At a 3-hour running time, the film is too long and it easily could have been shorter with less party scenes and throwing midgets into giant dartboards at the office. As a rise-and-fall story, it has too much ‘rise’ and not enough ‘fall’. I wanted the story to move on and inform us about the financial damage this all caused and all the lives it hurt in the process, but Scorsese does not seem interested in the forensics. Overall there are some very good party set pieces and funny scenes, but after a while, I was just numb.

The story is essentially told from the villain’s point of view. Extending this idea to the classic children’s storybook The True Story of the Three Little Pigs, which is told from the Big Bad Wolf’s perspective. The Wolf retells the Three Little Pigs story and asks the reader to consider his side of the story. The Wolf was simply trying to bake a cake for his grandmother’s birthday while nursing a bad cold, and things got out of hand. Therein lies my criticism: there is nothing redeemable from the Jordan Belfort character in The Wolf of Wall Street. Or at the very least, the filmmakers do not seem interested in showing anything beyond the surface. 

The breaking-the-4th-wall story device of having the villain narrate his story to the audience is raunchy and creative, but Scorsese totally forgets that it is supposed to be ironical. The premise of the black comedy is that we’re supposed to laugh at how vile and putrid these people are. But by the nth orgy scene, the characters are matted into two dimensions and we never get beneath the surface. The morality play tips over to the other side and it mistakenly justifies itself. Just because this a tale about self-indulgent shallow people doesn’t mean we have to tell their story in a self-indulgent shallow fashion.

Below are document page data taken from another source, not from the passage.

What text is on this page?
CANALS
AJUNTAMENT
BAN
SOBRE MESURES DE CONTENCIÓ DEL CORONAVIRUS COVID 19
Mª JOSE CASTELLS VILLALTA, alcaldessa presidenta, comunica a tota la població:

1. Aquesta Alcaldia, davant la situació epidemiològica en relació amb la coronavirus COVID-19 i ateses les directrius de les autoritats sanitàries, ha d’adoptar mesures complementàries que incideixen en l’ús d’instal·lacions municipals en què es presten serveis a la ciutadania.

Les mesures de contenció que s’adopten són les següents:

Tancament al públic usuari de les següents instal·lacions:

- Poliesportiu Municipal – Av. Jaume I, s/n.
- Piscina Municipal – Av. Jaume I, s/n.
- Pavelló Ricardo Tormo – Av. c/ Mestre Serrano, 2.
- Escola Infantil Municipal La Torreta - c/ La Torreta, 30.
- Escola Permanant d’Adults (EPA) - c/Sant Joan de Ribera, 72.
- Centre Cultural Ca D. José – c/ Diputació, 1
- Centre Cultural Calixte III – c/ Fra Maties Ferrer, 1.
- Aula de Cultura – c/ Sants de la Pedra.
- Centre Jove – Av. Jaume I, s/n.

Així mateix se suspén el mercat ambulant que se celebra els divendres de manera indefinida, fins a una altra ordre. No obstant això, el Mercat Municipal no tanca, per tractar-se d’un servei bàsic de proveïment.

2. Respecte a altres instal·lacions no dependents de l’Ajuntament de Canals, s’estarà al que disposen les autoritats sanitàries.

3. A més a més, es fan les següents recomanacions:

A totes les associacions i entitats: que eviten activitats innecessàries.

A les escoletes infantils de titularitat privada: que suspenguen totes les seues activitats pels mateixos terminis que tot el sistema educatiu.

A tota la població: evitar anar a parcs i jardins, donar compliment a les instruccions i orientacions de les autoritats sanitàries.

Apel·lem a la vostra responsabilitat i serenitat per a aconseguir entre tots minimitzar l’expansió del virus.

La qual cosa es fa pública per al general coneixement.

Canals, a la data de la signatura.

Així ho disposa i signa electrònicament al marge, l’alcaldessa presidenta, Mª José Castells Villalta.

The bad taste left in my mouth at the end is not the film’s self-indulgence, but out of worry that The Wolf of Wall Street is so unclear about its cautionary message, that there are certain viewers that will admire this lifestyle and become inspired to become a stock broker. For the rest of that find the Belfort character repugnant will feel empty wondering what justified the three-hour running time.